Blood (20 mL) and nasopharyngeal swab samples were collected daily by study staff from confirmed index cases at the time of illness identification. The nasopharyngeal samples were tested for the presence of viruses using commercial multiplex PCR assays (ResPlex II Panel, Qiagen, Hilden, Germany), xTAG respiratory viral panel (Luminex Corporation, Austin, TX, USA), or BioFire FilmArray Respiratory Panel (BioFire Diagnostics, Salt Lake City, UT, USA). The team selected 36 pre-designed TaqMan probes representing genes comprising the acute respiratory viral signature (and normalization controls) to be used on a TaqMan Low Density Array platform run on a ViiA7 Real-Time PCR System (Applied Biosystems, Foster City, CA, USA).

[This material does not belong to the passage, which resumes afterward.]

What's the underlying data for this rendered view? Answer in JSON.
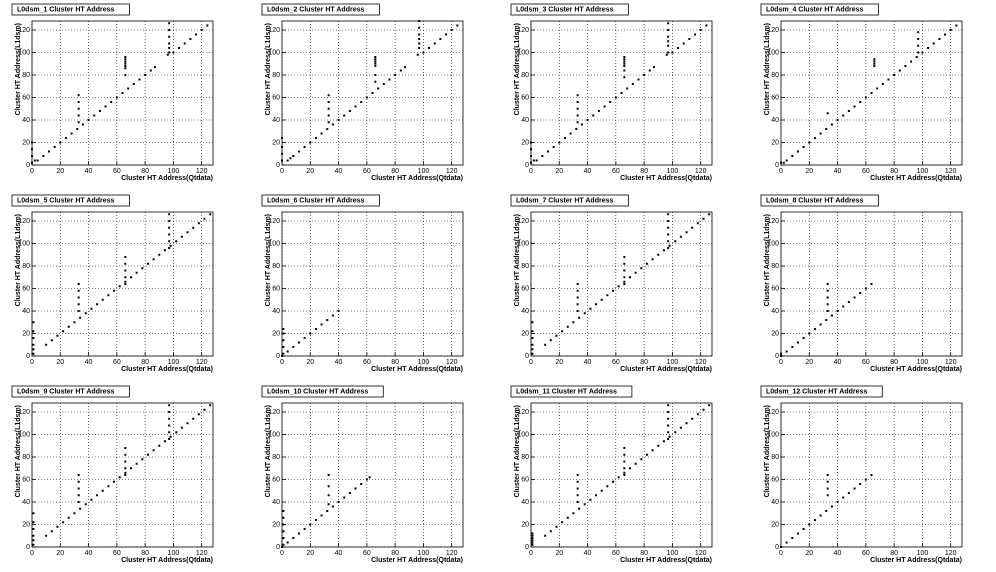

The scientists reported that of the 555 close contacts enrolled and sampled, 162 developed symptoms of respiratory tract infection during observation, of whom 106 had confirmed illness based on traditional viral PCR testing. For most of the study participants, the gene expression test accurately predicted viral infection up to three days before maximum symptoms, often prior to any symptom onset or detectable viral shedding. For influenza, the assay was 99% accurate in predicting illness, 95% accurate for adenovirus and 93% accurate for the cold-causing coronavirus strain.

Micah McClain, MD, PhD, associate professor of Medicine and lead author of a study, said, “Our study demonstrates the potential of this gene expression-based testing approach. We can use the body's natural immune response signals to detect a viral infection with a high degree of accuracy even at a time when people have been exposed to the pathogen but don't yet feel sick.” The study was published on September 24, 2020 in the journal The Lancet Infectious Diseases.